Cruikshank was a critical lobbyist for passage of Medicare. He helped eliminate any role for insurance companies as underwriters of national insurance. Medicare had been bottled up in committee for years, never having enough votes to be reported out onto either chamber's floor. After the 1964 presidential election, President Lyndon B. Johnson demanded that Rep. Wilbur Mills (D-Arkansas), chairman of the powerful House Ways and Means Committee, enlarge his committee and stack it with members who would approve Medicare. Mills co-opted the AMA and grafted Medicaid onto the bill, which then easily passed the House.
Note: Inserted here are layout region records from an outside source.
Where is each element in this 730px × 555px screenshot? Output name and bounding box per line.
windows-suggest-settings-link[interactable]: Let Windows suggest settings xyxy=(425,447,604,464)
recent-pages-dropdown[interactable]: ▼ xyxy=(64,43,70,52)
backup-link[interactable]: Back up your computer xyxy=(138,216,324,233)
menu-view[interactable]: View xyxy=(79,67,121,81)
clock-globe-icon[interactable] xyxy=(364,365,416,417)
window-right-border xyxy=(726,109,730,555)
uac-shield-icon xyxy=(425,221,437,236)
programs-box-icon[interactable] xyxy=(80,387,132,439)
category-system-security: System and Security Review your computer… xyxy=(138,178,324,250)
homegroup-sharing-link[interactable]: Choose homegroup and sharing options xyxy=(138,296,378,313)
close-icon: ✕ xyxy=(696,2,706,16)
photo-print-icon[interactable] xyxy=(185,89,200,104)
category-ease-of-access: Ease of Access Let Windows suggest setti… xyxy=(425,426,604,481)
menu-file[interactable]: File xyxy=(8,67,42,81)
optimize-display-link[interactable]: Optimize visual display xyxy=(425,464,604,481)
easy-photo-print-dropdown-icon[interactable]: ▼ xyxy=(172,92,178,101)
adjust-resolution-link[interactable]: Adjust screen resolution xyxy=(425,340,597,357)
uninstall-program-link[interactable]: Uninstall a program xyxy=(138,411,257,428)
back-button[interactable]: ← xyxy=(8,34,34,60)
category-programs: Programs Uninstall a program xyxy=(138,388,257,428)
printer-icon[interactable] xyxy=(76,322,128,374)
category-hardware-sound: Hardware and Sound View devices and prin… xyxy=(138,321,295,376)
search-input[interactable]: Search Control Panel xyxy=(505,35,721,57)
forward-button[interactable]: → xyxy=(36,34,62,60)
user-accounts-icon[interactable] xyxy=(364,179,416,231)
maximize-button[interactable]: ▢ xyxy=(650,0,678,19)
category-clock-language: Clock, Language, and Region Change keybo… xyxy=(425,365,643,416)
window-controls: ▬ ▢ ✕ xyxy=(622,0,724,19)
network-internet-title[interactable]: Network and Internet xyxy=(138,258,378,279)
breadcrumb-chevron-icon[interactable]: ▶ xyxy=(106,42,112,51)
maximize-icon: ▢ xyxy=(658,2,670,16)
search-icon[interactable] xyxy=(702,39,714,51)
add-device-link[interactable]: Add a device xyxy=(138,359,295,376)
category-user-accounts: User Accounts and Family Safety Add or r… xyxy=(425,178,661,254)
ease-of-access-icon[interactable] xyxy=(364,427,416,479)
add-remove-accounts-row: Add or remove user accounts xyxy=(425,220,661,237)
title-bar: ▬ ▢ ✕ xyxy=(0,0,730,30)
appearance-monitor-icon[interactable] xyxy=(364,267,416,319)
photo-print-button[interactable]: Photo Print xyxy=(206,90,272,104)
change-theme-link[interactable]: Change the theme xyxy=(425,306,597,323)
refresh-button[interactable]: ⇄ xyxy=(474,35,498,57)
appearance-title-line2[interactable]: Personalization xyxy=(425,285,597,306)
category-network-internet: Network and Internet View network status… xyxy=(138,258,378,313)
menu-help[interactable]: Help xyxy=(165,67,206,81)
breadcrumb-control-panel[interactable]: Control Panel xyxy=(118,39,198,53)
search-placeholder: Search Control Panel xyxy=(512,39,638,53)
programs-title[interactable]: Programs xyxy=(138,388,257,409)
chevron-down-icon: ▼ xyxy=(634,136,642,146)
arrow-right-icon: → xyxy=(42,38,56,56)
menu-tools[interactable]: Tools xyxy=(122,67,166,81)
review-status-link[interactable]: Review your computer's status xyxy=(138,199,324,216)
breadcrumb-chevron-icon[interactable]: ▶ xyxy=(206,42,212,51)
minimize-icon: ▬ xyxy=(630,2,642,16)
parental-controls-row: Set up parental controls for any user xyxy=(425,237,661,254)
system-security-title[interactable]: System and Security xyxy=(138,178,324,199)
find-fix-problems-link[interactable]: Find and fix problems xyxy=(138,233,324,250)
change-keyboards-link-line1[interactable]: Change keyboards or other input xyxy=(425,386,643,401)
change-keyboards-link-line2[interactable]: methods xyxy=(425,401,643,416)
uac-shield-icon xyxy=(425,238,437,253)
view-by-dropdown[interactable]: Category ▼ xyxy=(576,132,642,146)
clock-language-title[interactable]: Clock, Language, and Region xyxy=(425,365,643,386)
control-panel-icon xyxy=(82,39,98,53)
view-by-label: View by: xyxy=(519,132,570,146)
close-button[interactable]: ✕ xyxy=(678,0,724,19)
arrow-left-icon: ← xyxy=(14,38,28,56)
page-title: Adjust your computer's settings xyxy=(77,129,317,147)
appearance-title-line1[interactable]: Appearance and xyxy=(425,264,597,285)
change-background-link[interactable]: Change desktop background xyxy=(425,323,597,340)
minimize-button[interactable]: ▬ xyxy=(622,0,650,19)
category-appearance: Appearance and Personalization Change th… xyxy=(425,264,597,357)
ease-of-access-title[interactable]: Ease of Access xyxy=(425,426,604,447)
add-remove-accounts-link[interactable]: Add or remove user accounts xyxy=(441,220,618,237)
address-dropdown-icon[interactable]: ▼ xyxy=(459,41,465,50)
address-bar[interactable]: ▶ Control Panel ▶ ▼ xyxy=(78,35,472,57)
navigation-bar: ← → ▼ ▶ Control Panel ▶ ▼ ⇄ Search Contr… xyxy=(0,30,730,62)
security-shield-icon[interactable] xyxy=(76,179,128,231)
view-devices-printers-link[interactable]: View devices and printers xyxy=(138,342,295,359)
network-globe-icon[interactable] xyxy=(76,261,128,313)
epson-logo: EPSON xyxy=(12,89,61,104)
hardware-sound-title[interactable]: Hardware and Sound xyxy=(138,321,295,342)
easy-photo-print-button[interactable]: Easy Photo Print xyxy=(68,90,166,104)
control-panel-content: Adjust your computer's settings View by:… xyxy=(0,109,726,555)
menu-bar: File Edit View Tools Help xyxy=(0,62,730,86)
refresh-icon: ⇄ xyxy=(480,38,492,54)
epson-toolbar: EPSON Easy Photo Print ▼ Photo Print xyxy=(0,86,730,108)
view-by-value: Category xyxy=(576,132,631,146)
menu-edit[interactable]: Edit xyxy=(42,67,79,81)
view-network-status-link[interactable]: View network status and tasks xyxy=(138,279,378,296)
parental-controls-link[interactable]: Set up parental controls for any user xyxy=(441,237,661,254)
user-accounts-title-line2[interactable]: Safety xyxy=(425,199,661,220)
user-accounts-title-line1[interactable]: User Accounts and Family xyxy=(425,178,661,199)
But in the Senate, Cruikshank had to work quickly to avoid disaster. Sen. Russell B. Long (D-Louisiana) offered an amendment in the Senate Finance Committee that would have turned Medicare into a catastrophic health insurance plan, rather than a general insurance program. Long misused a proxy vote from Sen. J. William Fulbright (D-Arkansas) to help win passage of the amendment, and misled Sen. Paul Douglas (D-Illinois) that he could vote to approve the amendment because another vote would be held later after costs had been calculated (a vote Long had no intention of seeking). Knowing that the Long amendment would not pass the House nor be backed by the AFL–CIO, Cruikshank convinced Douglas to exercise his parliamentary rights and ask for reconsideration of the Long amendment.

==Later career==
Cruikshank did not leave the labor movement entirely, however. The year that he retired from the AFL–CIO, he became executive director of the NCSC, the AFL–CIO's retiree organization affiliate and forerunner of the Alliance for Retired Americans. In 1969, he was elected president of NCSC following Aime Forand's retirement.

In 1980, Cruikshank left the Carter administration to head up an education and research effort with the organization Save Our Security (SOS). SOS was established in 1979 by Wilbur Cohen, one of the original drafters of the Social Security Act. SOS was a coalition of more than 200 organizations — primarily labor unions and advocacy groups for the disabled and the aged — formed in response to efforts to weaken Social Security. Later, SOS proposed expanding Social Security disability payments and Medicare benefits, and fought to secure benefits for so-called "notch" beneficiaries. Cruikshank directed the Nelson Cruikshank Social Insurance Study Project for SOS. The project developed curricula and educational materials for elementary, secondary and post-secondary students to increase awareness of social insurance.